Procédure devant la Cour :
Par une requête enregistrée le 20 novembre 2015, Mme A..., représentée par Me Ruffel, demande à la Cour :
1°) d'annuler ce jugement du tribunal administratif de Montpellier du 17 avril 2015 ;
2°) d'annuler l'arrêté du préfet de l'Hérault du 30 octobre 2014 ;
3°) d'enjoindre au préfet de l'Hérault de lui délivrer un titre de séjour portant la mention " vie privée et familiale ", sous astreinte de 100 euros par jour de retard à compter de la notification de l'arrêt à intervenir ;
4°) à défaut, de lui enjoindre de réexaminer sa demande de titre de séjour dans un délai de deux mois à compter de l'arrêt à intervenir, sous astreinte de 100 euros par jour de retard ;
5°) de mettre à la charge de l'Etat une somme de 2 000 euros sur le fondement des dispositions de l'article L. 761-1 du code de justice administrative et de l'article 37 de la loi du 10 juillet 1991.
Elle soutient que :
- le jugement est insuffisamment motivé ;
- le jugement est entaché d'une erreur de droit ;
- la décision de refus de séjour a été signée par une autorité incompétente ;
- la décision de refus de séjour a été prise en méconnaissance des dispositions de l'article L. 313-11-7° du code de l'entrée et du séjour des étrangers et du droit d'asile et des stipulations de l'article 8 de la convention européenne de sauvegarde des droits de l'homme et des libertés fondamentales ;
- la décision de refus de séjour a été prise en méconnaissance des stipulations de l'article 3-1 de la convention internationale relative aux droits de l'enfant ;
- le préfet, en lui refusant l'admission exceptionnelle au séjour, a commis une erreur manifeste d'appréciation au regard de l'article L. 313-14 du code de l'entrée et du séjour des étrangers et du droit d'asile ;
- la décision portant obligation de quitter le territoire français est dépourvue de base légale dès lors que la décision de refus de titre de séjour est illégale ;
- le préfet n'a pas procédé à un examen sérieux de sa situation avant de fixer la Turquie comme pays de destination ;
- la décision fixant le pays de destination est entachée d'une erreur manifeste d'appréciation.

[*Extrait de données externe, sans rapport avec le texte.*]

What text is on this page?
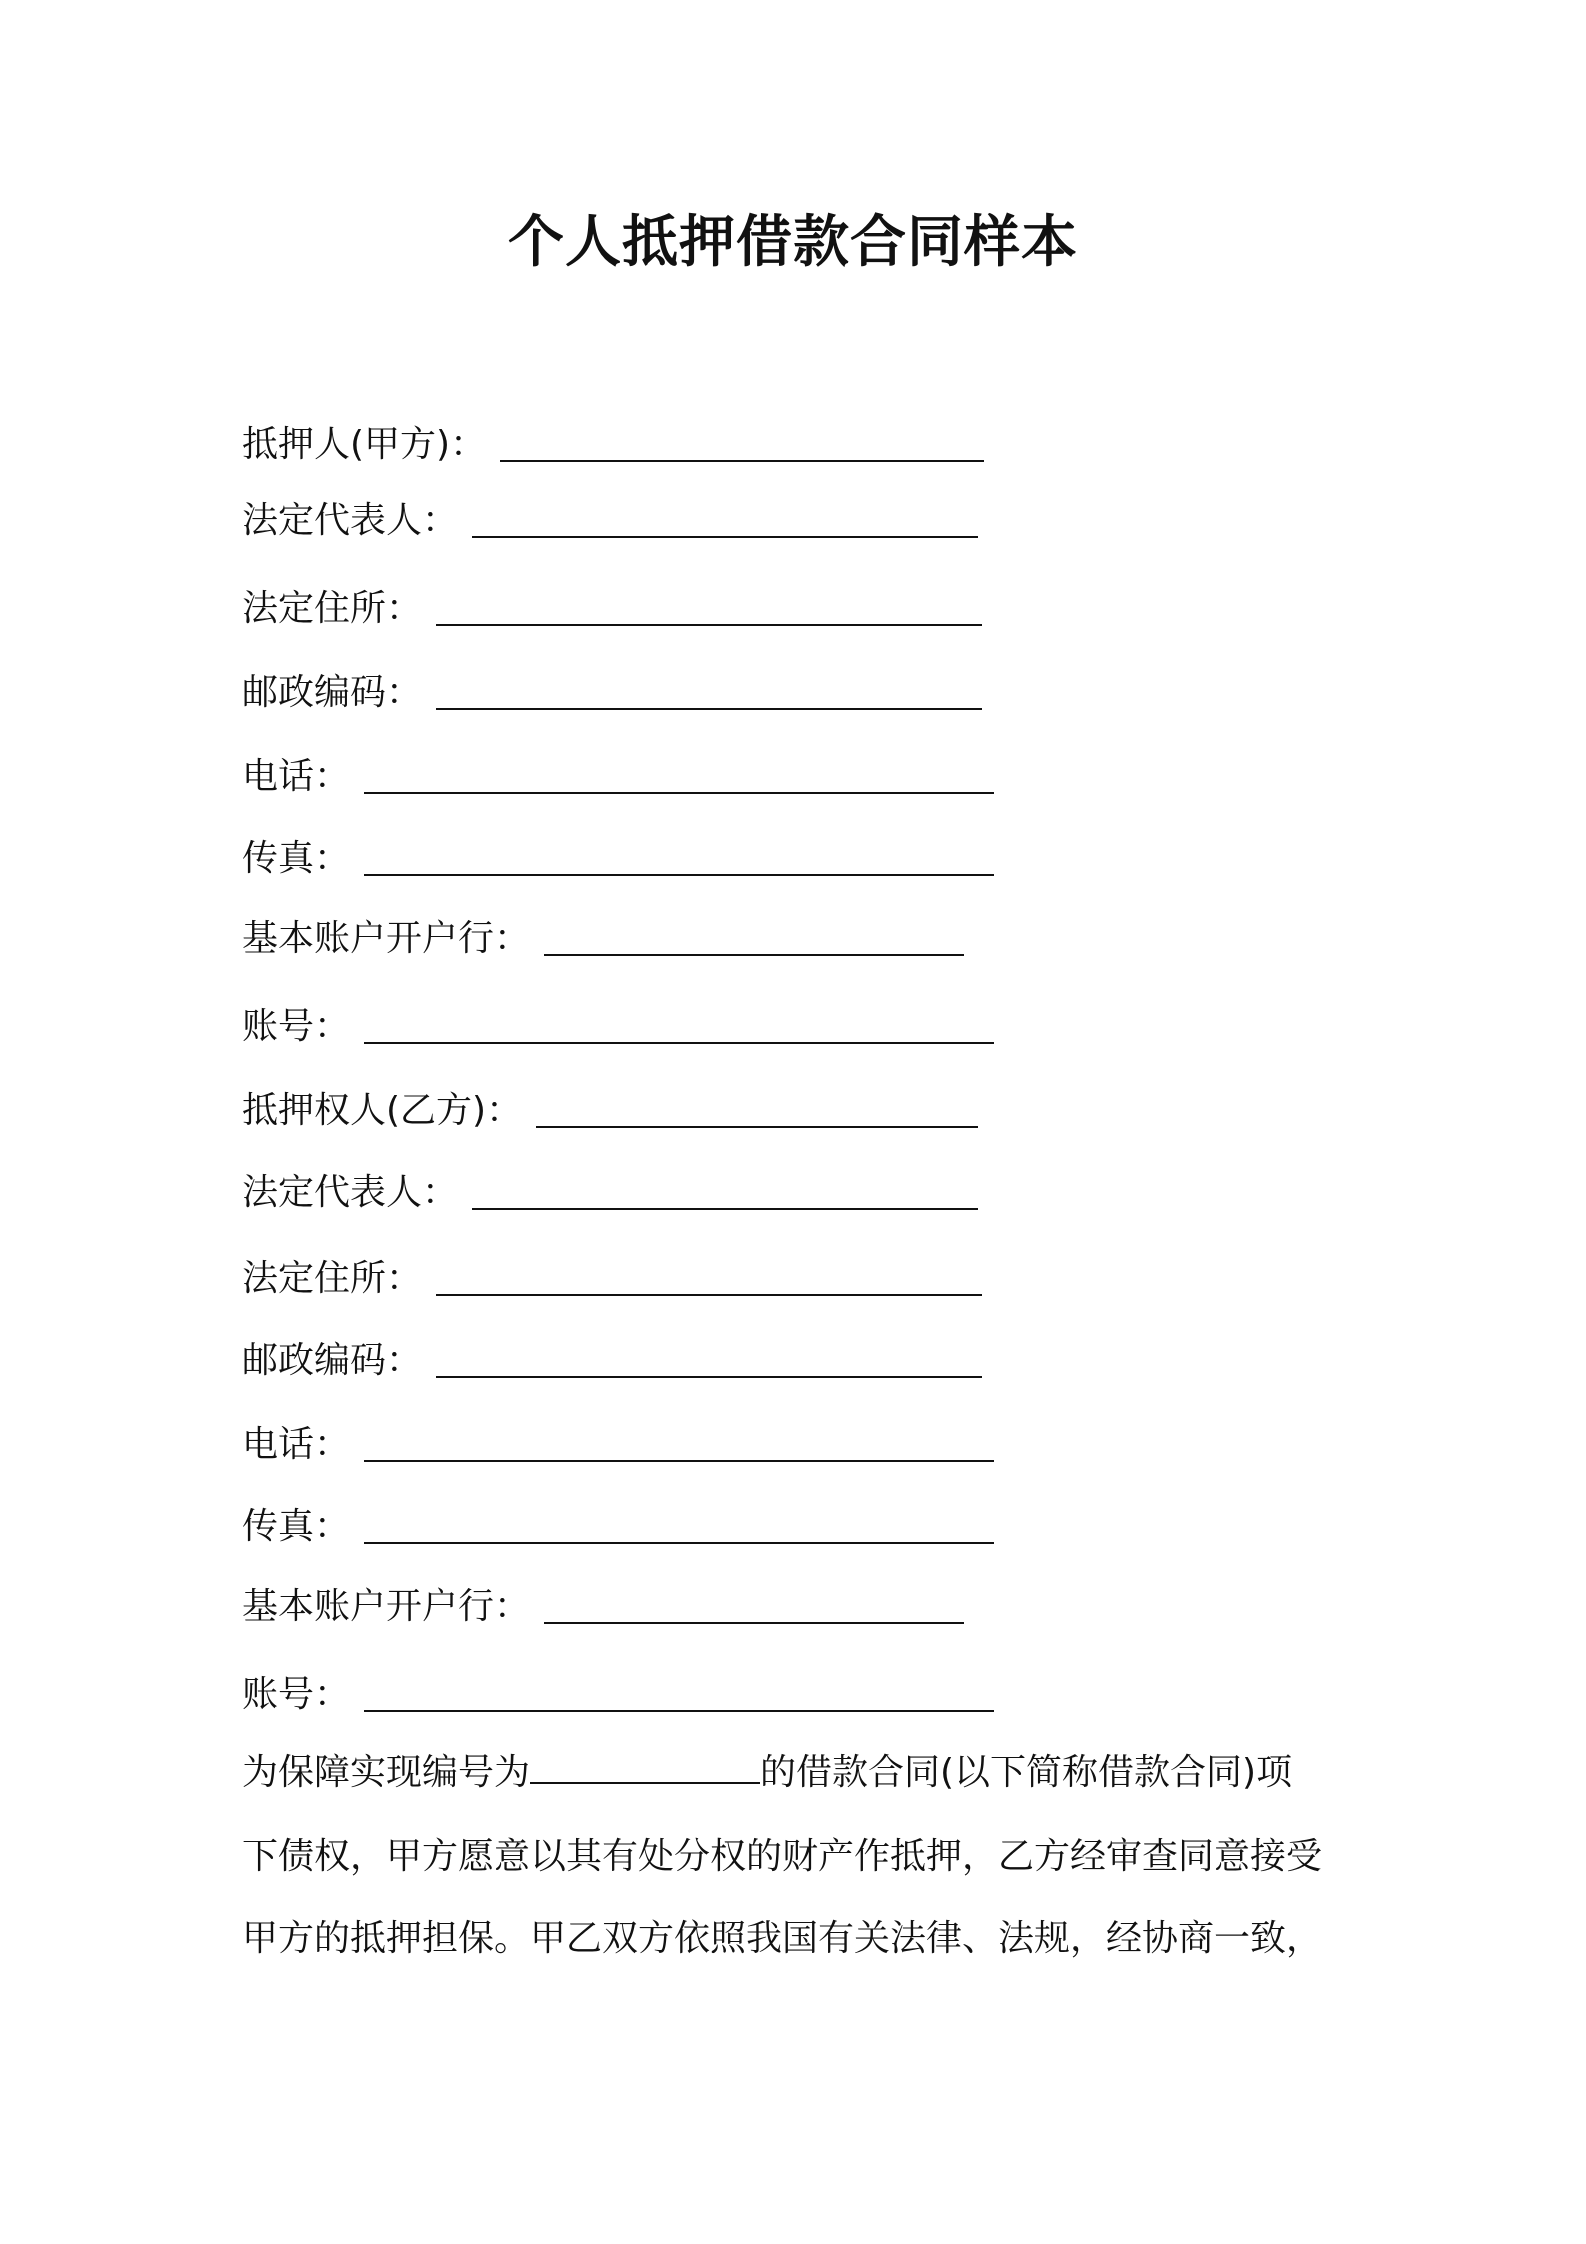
个人抵押借款合同样本
抵押人(甲方)：
法定代表人：
法定住所：
邮政编码：
电话：
传真：
基本账户开户行：
账号：
抵押权人(乙方)：
法定代表人：
法定住所：
邮政编码：
电话：
传真：
基本账户开户行：
账号：
为保障实现编号为	的借款合同(以下简称借款合同)项
下债权，甲方愿意以其有处分权的财产作抵押，乙方经审查同意接受
甲方的抵押担保。甲乙双方依照我国有关法律、法规，经协商一致，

Par un mémoire en défense enregistré le 3 octobre 2016, le préfet de l'Hérault conclut au rejet de la requête.
Il soutient que les moyens soulevés par Mme A...ne sont pas fondés.
Mme A...a été admise au bénéfice de l'aide juridictionnelle totale par une décision du 24 septembre 2015.

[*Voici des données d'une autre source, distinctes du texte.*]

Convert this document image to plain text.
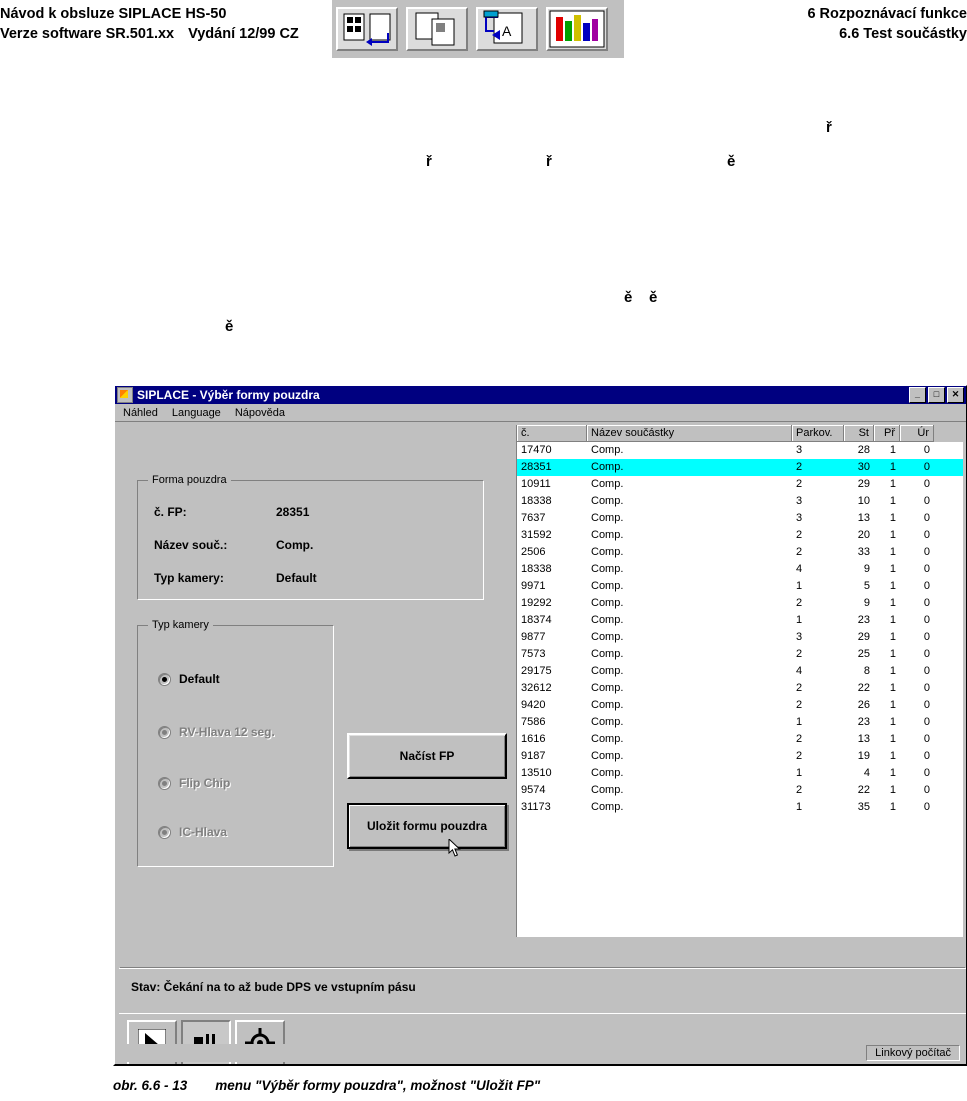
Návod k obsluze SIPLACE HS-50
Verze software SR.501.xx Vydání 12/99 CZ	A
6 Rozpoznávací funkce
6.6 Test součástky
ř
ř	ř	ě
ě ě
ě
SIPLACE - Výběr formy pouzdra	_	□	✕
Náhled Language Nápověda
Forma pouzdra
č. FP:	28351
Název souč.:	Comp.
Typ kamery:	Default
Typ kamery
Default
RV-Hlava 12 seg.
Flip Chip
IC-Hlava
Načíst FP
Uložit formu pouzdra
č.	Název součástky	Parkov.	St	Př	Úr
17470	Comp.	3	28	1	0
28351	Comp.	2	30	1	0
10911	Comp.	2	29	1	0
18338	Comp.	3	10	1	0
7637	Comp.	3	13	1	0
31592	Comp.	2	20	1	0
2506	Comp.	2	33	1	0
18338	Comp.	4	9	1	0
9971	Comp.	1	5	1	0
19292	Comp.	2	9	1	0
18374	Comp.	1	23	1	0
9877	Comp.	3	29	1	0
7573	Comp.	2	25	1	0
29175	Comp.	4	8	1	0
32612	Comp.	2	22	1	0
9420	Comp.	2	26	1	0
7586	Comp.	1	23	1	0
1616	Comp.	2	13	1	0
9187	Comp.	2	19	1	0
13510	Comp.	1	4	1	0
9574	Comp.	2	22	1	0
31173	Comp.	1	35	1	0
Stav: Čekání na to až bude DPS ve vstupním pásu
Linkový počítač
obr. 6.6 - 13 menu "Výběr formy pouzdra", možnost "Uložit FP"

Vu les autres pièces du dossier.
Vu :
- la convention européenne de sauvegarde des droits de l'homme et des libertés fondamentales ;
- le code de l'entrée et du séjour des étrangers et du droit d'asile ;
- la loi n° 91-647 du 10 juillet 1991 relative à l'aide juridique ;
- le code de justice administrative.
Le président de la formation de jugement a dispensé le rapporteur public, sur sa proposition, de prononcer des conclusions à l'audience.
Les parties ont été régulièrement averties du jour de l'audience.
Ont été entendus au cours de l'audience publique :
- le rapport de Mme Mastrantuono,
- et les observations de MeB..., substituant Me Ruffel, représentant Mme A....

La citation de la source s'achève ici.